Modular electronics was a primary Dash-2 feature, making for easier maintenance. In the case of the 45 series, I think some bugs were also worked out of the 20-cylinder engine. Another addition on the Dash-2 series is the HTC truck, which has all the traction motors oriented in the same direction. This means that the truck is about a foot and a half longer than the Flexicoil, which is why the Dash-2 SD series units are 3 feet longer than the non Dash-2's (in order to leave room for the same 4000-gallon fuel tank). Visibly, on the SD45-2, the longer frame allowed for a longer hood, eliminating the need for flared radiators (evidently, on the SD40-2, the longer frame just meant longer porches). There are other small spotting differences, like the bolted, rather than hinged battery boxes, water-level sight glass and some differences around the central air intake and blower duct.

  by emd_SD_60
 
trainiac wrote:
What was the difference between the Plan SD45 and the SD45-2?

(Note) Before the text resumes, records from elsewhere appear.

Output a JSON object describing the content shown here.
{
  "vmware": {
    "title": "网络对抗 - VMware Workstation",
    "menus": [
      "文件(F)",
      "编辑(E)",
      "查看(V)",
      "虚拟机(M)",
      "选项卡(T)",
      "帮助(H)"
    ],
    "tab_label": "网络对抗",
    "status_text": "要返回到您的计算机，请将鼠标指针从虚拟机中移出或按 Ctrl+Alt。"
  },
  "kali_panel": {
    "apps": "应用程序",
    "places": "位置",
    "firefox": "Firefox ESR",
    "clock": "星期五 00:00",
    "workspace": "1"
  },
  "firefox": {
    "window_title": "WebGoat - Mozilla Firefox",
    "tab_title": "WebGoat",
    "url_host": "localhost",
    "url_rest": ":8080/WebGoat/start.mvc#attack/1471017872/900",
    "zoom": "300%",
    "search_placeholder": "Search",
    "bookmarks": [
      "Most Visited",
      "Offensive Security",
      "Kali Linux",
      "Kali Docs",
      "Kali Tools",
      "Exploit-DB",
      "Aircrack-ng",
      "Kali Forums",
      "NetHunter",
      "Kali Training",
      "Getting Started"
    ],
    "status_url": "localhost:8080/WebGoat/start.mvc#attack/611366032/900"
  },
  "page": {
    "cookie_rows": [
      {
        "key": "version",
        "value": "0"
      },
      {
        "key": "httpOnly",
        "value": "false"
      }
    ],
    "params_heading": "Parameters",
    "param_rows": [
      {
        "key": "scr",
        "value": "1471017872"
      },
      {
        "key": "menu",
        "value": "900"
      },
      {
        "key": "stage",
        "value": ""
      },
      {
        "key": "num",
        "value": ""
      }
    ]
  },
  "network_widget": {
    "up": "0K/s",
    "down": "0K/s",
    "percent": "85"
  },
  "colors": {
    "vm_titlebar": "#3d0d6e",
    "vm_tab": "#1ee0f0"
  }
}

Modular electronics was a primary Dash-2 feature, making for easier maintenance. In the case of the 45 series, I think some bugs were also worked out of the 20-cylinder engine. Another addition on the Dash-2 series is the HTC truck, which has all the traction motors oriented in the same direction. This means that the truck is about a foot and a half longer than the Flexicoil, which is why the Dash-2 SD series units are 3 feet longer than the non Dash-2's (in order to leave room for the same 4000-gallon fuel tank). Visibly, on the SD45-2, the longer frame allowed for a longer hood, eliminating the need for flared radiators (evidently, on the SD40-2, the longer frame just meant longer porches). There are other small spotting differences, like the bolted, rather than hinged battery boxes, water-level sight glass and some differences around the central air intake and blower duct.
I didn't know much about the internal changes until then. I was going to mention the exterior differences also, but never got to. :wink: As I mentioned elsewhere, a new frame was introduced on the Dash-2 SD's.